Significant discounts are considered highly desirable. Discounts offered must be explicit. (There is no page limit for this factor, however Offerors are encouraged to only provide that cost and pricing data mandatory to a comprehensive review and that data which would allow the evaluation team to determine price reasonableness.)
Certainly great material to include in my classes when I teach PBA, Contracting Officer Representative (COR), or FAC P/PM courses on how not to structure CLINS under a PBA, or for a Firm Fixed Price (FFP) contract.
For starters, why do you care about this information? You shouldn’t. As a project manager (PM) or COR, you care about performance. Period. The other contract management efforts that will be expended on managing labor rates, labor categories, expenditures, etc. is inappropriate for this contract type, it adds extra administration and complexity into the contract management function, and takes the focus away on what you really care about; performance.
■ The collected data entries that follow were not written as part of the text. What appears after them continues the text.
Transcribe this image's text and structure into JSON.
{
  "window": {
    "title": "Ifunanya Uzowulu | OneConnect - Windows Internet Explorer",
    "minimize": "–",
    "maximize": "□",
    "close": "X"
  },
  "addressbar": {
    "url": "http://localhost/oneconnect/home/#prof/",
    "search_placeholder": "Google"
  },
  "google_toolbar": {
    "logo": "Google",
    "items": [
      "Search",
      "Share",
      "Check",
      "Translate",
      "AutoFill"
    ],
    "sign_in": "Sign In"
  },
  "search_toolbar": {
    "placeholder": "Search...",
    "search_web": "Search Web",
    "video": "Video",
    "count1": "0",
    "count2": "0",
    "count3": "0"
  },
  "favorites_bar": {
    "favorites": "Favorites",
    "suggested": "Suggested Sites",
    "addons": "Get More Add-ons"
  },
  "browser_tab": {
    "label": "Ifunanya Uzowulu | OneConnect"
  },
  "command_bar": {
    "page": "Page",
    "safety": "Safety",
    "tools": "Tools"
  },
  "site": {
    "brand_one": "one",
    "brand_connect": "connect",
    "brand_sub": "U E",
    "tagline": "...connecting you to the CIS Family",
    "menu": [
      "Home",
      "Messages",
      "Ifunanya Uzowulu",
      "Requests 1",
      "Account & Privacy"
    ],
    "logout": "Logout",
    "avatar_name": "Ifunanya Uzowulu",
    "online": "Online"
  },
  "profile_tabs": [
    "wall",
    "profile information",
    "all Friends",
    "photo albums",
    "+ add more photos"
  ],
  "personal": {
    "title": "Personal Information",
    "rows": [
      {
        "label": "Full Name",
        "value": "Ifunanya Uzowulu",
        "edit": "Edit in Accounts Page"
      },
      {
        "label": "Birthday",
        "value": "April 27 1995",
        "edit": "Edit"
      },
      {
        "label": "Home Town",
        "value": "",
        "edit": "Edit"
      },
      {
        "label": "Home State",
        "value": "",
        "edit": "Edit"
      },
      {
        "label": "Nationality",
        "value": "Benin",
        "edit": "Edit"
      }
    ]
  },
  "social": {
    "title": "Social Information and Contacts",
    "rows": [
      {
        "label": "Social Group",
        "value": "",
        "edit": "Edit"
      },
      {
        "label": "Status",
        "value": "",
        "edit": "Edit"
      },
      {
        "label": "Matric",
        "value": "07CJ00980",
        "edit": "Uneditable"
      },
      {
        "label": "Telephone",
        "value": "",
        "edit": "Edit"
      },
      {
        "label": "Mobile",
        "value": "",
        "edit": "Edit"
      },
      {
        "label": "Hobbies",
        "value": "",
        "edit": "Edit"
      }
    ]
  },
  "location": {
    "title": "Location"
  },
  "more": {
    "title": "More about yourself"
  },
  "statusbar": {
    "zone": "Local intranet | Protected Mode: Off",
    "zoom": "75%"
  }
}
Further, the main objective of a FFP contract is to transfer risk to industry, with the assumption on a FFP contract type that the requirements are clearly defined and baselined. This model wants to eliminate that risk premium, and further drive prices down by threatening to add risk if these factors, which you shouldn’t care about, are not deemed “reasonable?” Protest anyone?
This model is creating a culture of “buying in,” deemed an improper business practice per FAR Subpart 3.5, but now a necessity as a result of budget cuts and the pressure to cut contracts.
PBA is about performance, and incentivizing industry to exceed requirements through a strategic partnership of trust and communication for both parties to excel. Let’s focus on that, and leave the administrative burdens where they belong.